The Global Mail, a non-profit news site, had a big break this week: a feature about wormholes in iTunes that have let hackers abuse accounts as far back as 2010. In a typical scenario, an account is accessed without permission, any remaining gift card credit is used to buy apps and the user’s personal information, such as a PayPal account, is abused or altered.
“Those holding iTunes gift cards appear to be the most vulnerable. Once the theft had occurred, forum users say the solutions provided by Apple aren’t up to scratch,” said the Global Mail, noting than more than 1,000 instances have been reported on Apple forums.
Although the theft tends to range from just a couple dollars up to $500, the more troubling aspect is Apple’s lack of transparency about the problem. Apple appears to be taking the stance of issuing refunds, but (as is company protocol) not acknowledging the possibility of a systemic problem until they have a solution.
Ty Miller, chief technology officer at Pure Hacking, an IT security firm in Sydney, told the Global Mail that the hacking may be related to gift cards rather than iTunes accounts:
Still, gift card credit is what most forum users are reporting having lost, and Miller says the frequency of that complaint indicates that hackers may be using software that can generate valid gift card number for use in the iTunes store.
“There’s free software out there that lets you generate iTunes gift card numbers and you can actually use them in the iTunes store and buy stuff, so it may not be that the actual accounts are being hacked, it can just be the gift card numbers being used,” Miller says.
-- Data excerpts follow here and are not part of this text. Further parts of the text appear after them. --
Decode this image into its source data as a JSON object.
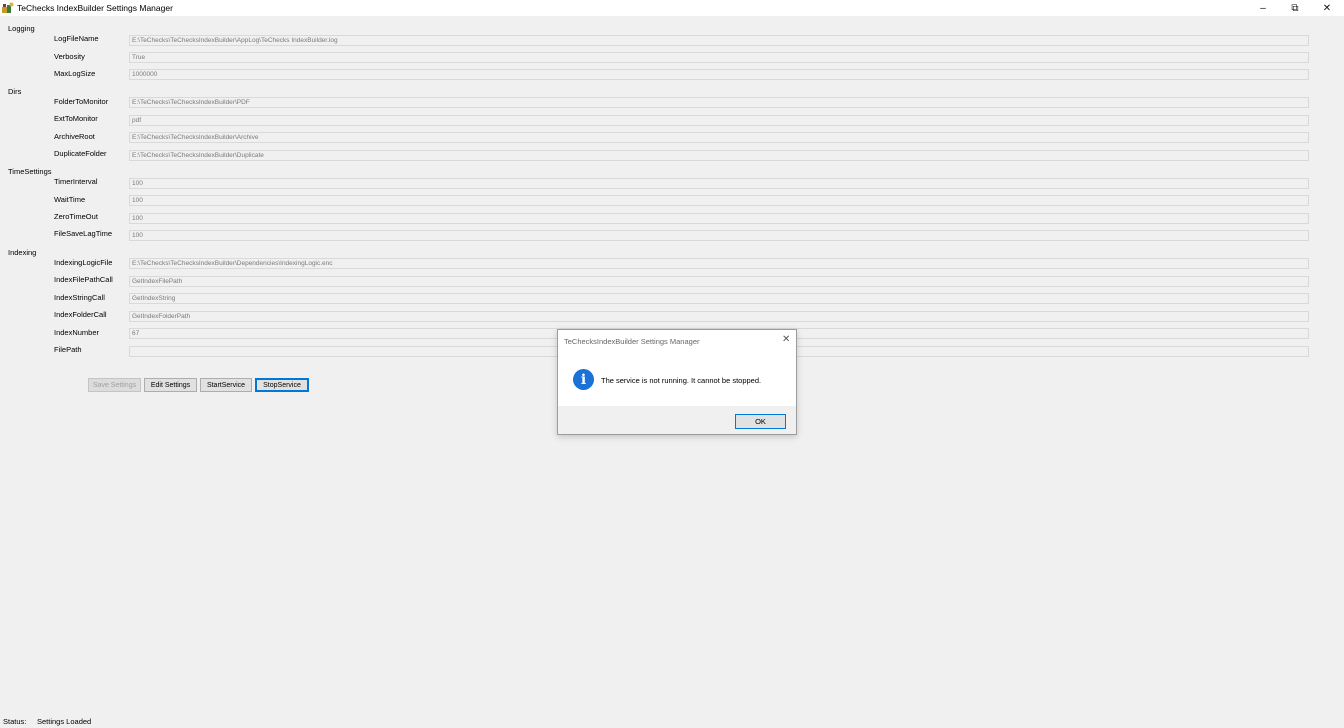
{
  "window": {
    "title": "TeChecks IndexBuilder Settings Manager",
    "icon": "app-builder-icon",
    "controls": {
      "minimize": "–",
      "restore": "⧉",
      "close": "✕"
    }
  },
  "groups": {
    "logging": "Logging",
    "dirs": "Dirs",
    "time": "TimeSettings",
    "indexing": "Indexing"
  },
  "fields": {
    "logfilename": {
      "label": "LogFileName",
      "value": "E:\\TeChecks\\TeChecksIndexBuilder\\AppLog\\TeChecks IndexBuilder.log"
    },
    "verbosity": {
      "label": "Verbosity",
      "value": "True"
    },
    "maxlogsize": {
      "label": "MaxLogSize",
      "value": "1000000"
    },
    "foldertomonitor": {
      "label": "FolderToMonitor",
      "value": "E:\\TeChecks\\TeChecksIndexBuilder\\PDF"
    },
    "exttomonitor": {
      "label": "ExtToMonitor",
      "value": "pdf"
    },
    "archiveroot": {
      "label": "ArchiveRoot",
      "value": "E:\\TeChecks\\TeChecksIndexBuilder\\Archive"
    },
    "duplicatefolder": {
      "label": "DuplicateFolder",
      "value": "E:\\TeChecks\\TeChecksIndexBuilder\\Duplicate"
    },
    "timerinterval": {
      "label": "TimerInterval",
      "value": "100"
    },
    "waittime": {
      "label": "WaitTime",
      "value": "100"
    },
    "zerotimeout": {
      "label": "ZeroTimeOut",
      "value": "100"
    },
    "filesavelagtime": {
      "label": "FileSaveLagTime",
      "value": "100"
    },
    "indexinglogicfile": {
      "label": "IndexingLogicFile",
      "value": "E:\\TeChecks\\TeChecksIndexBuilder\\Dependencies\\IndexingLogic.enc"
    },
    "indexfilepathcall": {
      "label": "IndexFilePathCall",
      "value": "GetIndexFilePath"
    },
    "indexstringcall": {
      "label": "IndexStringCall",
      "value": "GetIndexString"
    },
    "indexfoldercall": {
      "label": "IndexFolderCall",
      "value": "GetIndexFolderPath"
    },
    "indexnumber": {
      "label": "IndexNumber",
      "value": "67"
    },
    "filepath": {
      "label": "FilePath",
      "value": ""
    }
  },
  "buttons": {
    "save": "Save Settings",
    "edit": "Edit Settings",
    "start": "StartService",
    "stop": "StopService"
  },
  "status": {
    "label": "Status:",
    "value": "Settings Loaded"
  },
  "dialog": {
    "title": "TeChecksIndexBuilder Settings Manager",
    "message": "The service is not running. It cannot be stopped.",
    "ok": "OK",
    "close": "✕",
    "icon": "information-icon",
    "icon_glyph": "i"
  },
  "colors": {
    "accent": "#0078d7",
    "info_icon": "#1a72d6",
    "background": "#f0f0f0"
  }
}
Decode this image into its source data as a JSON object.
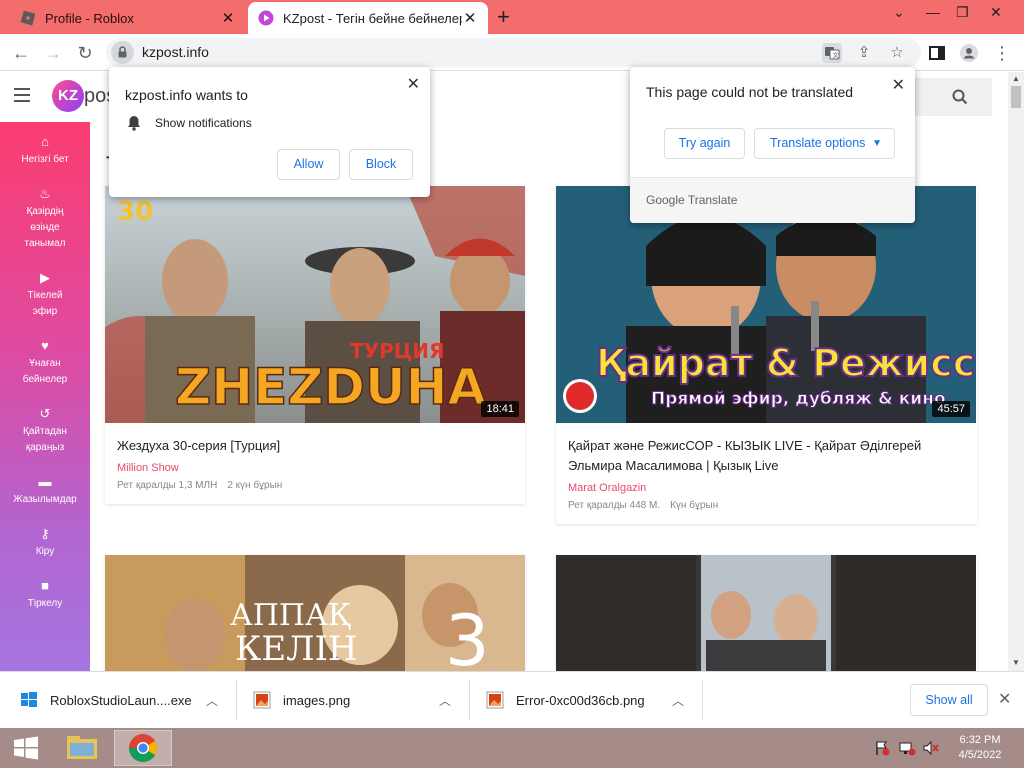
{
  "browser": {
    "tabs": [
      {
        "title": "Profile - Roblox",
        "active": false
      },
      {
        "title": "KZpost - Тегін бейне бейнелерді",
        "active": true
      }
    ],
    "address": "kzpost.info"
  },
  "permission_prompt": {
    "title": "kzpost.info wants to",
    "permission": "Show notifications",
    "allow_label": "Allow",
    "block_label": "Block"
  },
  "translate_bubble": {
    "message": "This page could not be translated",
    "try_again_label": "Try again",
    "options_label": "Translate options",
    "brand_google": "Google",
    "brand_translate": "Translate"
  },
  "site": {
    "logo_mark": "KZ",
    "logo_text": "post",
    "section_title": "Т",
    "sidebar": [
      {
        "label": "Негізгі бет",
        "icon": "home-icon"
      },
      {
        "label": "Қазірдің өзінде танымал",
        "icon": "fire-icon"
      },
      {
        "label": "Тікелей эфир",
        "icon": "live-icon"
      },
      {
        "label": "Ұнаған бейнелер",
        "icon": "heart-icon"
      },
      {
        "label": "Қайтадан қараңыз",
        "icon": "history-icon"
      },
      {
        "label": "Жазылымдар",
        "icon": "folder-icon"
      },
      {
        "label": "Кіру",
        "icon": "key-icon"
      },
      {
        "label": "Тіркелу",
        "icon": "lock-icon"
      }
    ]
  },
  "videos": [
    {
      "title": "Жездуха 30-серия [Турция]",
      "channel": "Million Show",
      "views": "Рет қаралды 1,3 МЛН",
      "age": "2 күн бұрын",
      "duration": "18:41",
      "thumb_number": "30",
      "thumb_title": "ZHEZDUHA",
      "thumb_subtitle": "ТУРЦИЯ"
    },
    {
      "title": "Қайрат және РежисСОР - КЫЗЫК LIVE - Қайрат Әділгерей Эльмира Масалимова | Қызық Live",
      "channel": "Marat Oralgazin",
      "views": "Рет қаралды 448 М.",
      "age": "Күн бұрын",
      "duration": "45:57",
      "thumb_title": "Қайрат & Режиссӛр",
      "thumb_subtitle": "Прямой эфир, дубляж & кино"
    },
    {
      "thumb_title_line1": "АППАҚ",
      "thumb_title_line2": "КЕЛІН",
      "thumb_number": "3"
    },
    {}
  ],
  "downloads": [
    {
      "name": "RobloxStudioLaun....exe",
      "type": "exe"
    },
    {
      "name": "images.png",
      "type": "png"
    },
    {
      "name": "Error-0xc00d36cb.png",
      "type": "png"
    }
  ],
  "downloads_show_all": "Show all",
  "taskbar": {
    "time": "6:32 PM",
    "date": "4/5/2022"
  },
  "colors": {
    "tabstrip": "#f26d6b",
    "accent_blue": "#1a73e8",
    "channel_pink": "#e84b6c",
    "taskbar": "#a68c89"
  }
}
Why would hackers be using iTunes anyways? Can’t they figure out an easier way to watch that Real Housewives Reunion special? Perhaps the story of Vietnamese developer Thuat Nguyen offers a clue. In 2010, he hacked about 400 iTunes accounts to boost sales of his own apps. As the site notes, “But those hacked believe there is a pattern. And it’s true the similarities of their stories, the recurrence of purchases of the same apps, and identical amendments to some customers’ account information all suggest a coordinated effort.” Mr. Nguyen, is that you?